Garry Trudeau bears more than a passing
 resemblance to Mike Doonesbury, the
main character in his comic strip.
Garry Trudeau comes from solid New England stock. Born in 1950 with the proverbial silver spoon, he counts among his ancestors and relatives, three generations of doctors, a former Canadian Prime Minister, a treasurer of the United States (under Lincoln), and a wealthy financier. He graduated from Yale where many of the Doonesbury characters were born, and where he cut his cartoonist fangs in the campus newspaper. Doonesbury debuted in 1970 amidst such easy targets as the Nixon administration and the Vietnamese War.
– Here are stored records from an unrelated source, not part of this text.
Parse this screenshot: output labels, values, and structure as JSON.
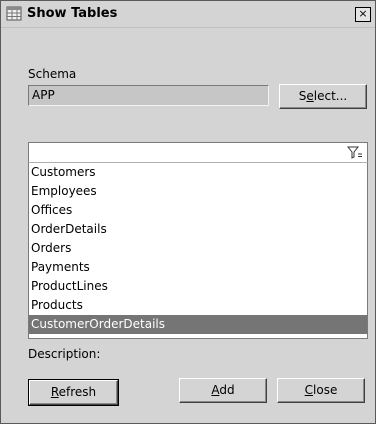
{
  "window": {
    "title": "Show Tables",
    "close_glyph": "×",
    "icon": "table-icon"
  },
  "schema": {
    "label": "Schema",
    "value": "APP",
    "select_label_pre": "S",
    "select_label_u": "e",
    "select_label_post": "lect..."
  },
  "filter": {
    "value": "",
    "icon": "filter-icon"
  },
  "tables": [
    {
      "name": "Customers",
      "selected": false
    },
    {
      "name": "Employees",
      "selected": false
    },
    {
      "name": "Offices",
      "selected": false
    },
    {
      "name": "OrderDetails",
      "selected": false
    },
    {
      "name": "Orders",
      "selected": false
    },
    {
      "name": "Payments",
      "selected": false
    },
    {
      "name": "ProductLines",
      "selected": false
    },
    {
      "name": "Products",
      "selected": false
    },
    {
      "name": "CustomerOrderDetails",
      "selected": true
    }
  ],
  "description": {
    "label": "Description:"
  },
  "buttons": {
    "refresh_u": "R",
    "refresh_rest": "efresh",
    "add_u": "A",
    "add_rest": "dd",
    "close_u": "C",
    "close_rest": "lose"
  }
}
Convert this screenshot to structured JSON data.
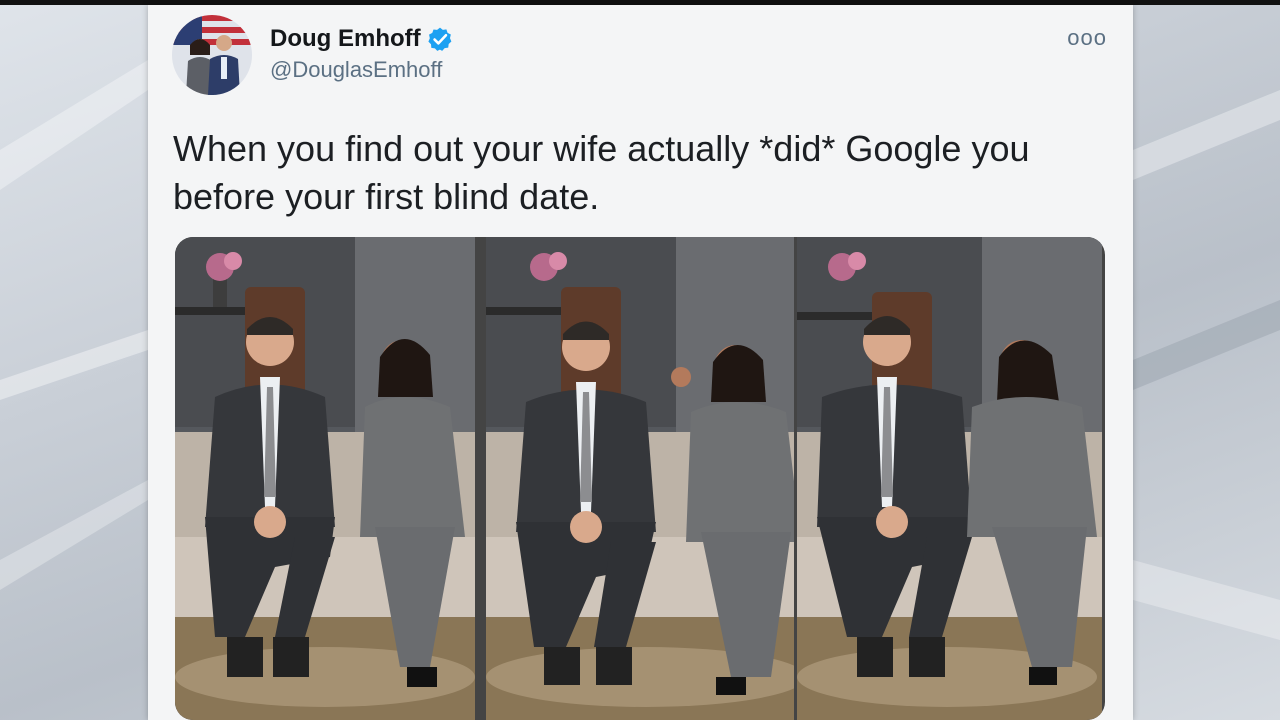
{
  "tweet": {
    "author_name": "Doug Emhoff",
    "verified_icon": "verified-badge-icon",
    "handle": "@DouglasEmhoff",
    "more_icon": "more-horizontal-icon",
    "more_label": "ooo",
    "text": "When you find out your wife actually *did* Google you before your first blind date.",
    "media_count": 3
  },
  "colors": {
    "verified": "#1da1f2",
    "name": "#14171a",
    "handle": "#5b7083",
    "card_bg": "#f4f5f6"
  }
}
Like the baby boom generation which loves and hates it, the strip has matured along with Trudeau, the times, and the characters that populate it. Doonesbury is one of the few comic strips (and today virtually the only one) to include living individuals in it's daily panels. Often they are disembodied voices, or drawn symbolically as time bombs, feathers, or waffles, to name just a few. They've included such political figures as Jesse Jackson, Fidel Castro, Pat Buchanan, Dan Quayle, and every president since Nixon. Trudeau also draws his readers in his strip. B.D. is the arch conservative. Zonker, the harebrained liberal, Boopsie the air head blond, Joanie Caucus, the idealistic do-gooder, and good old, lovable, Mike, for whom the strip is named, is something of the befuddled, Charlie Brownish, schlemiel representing the rest of us.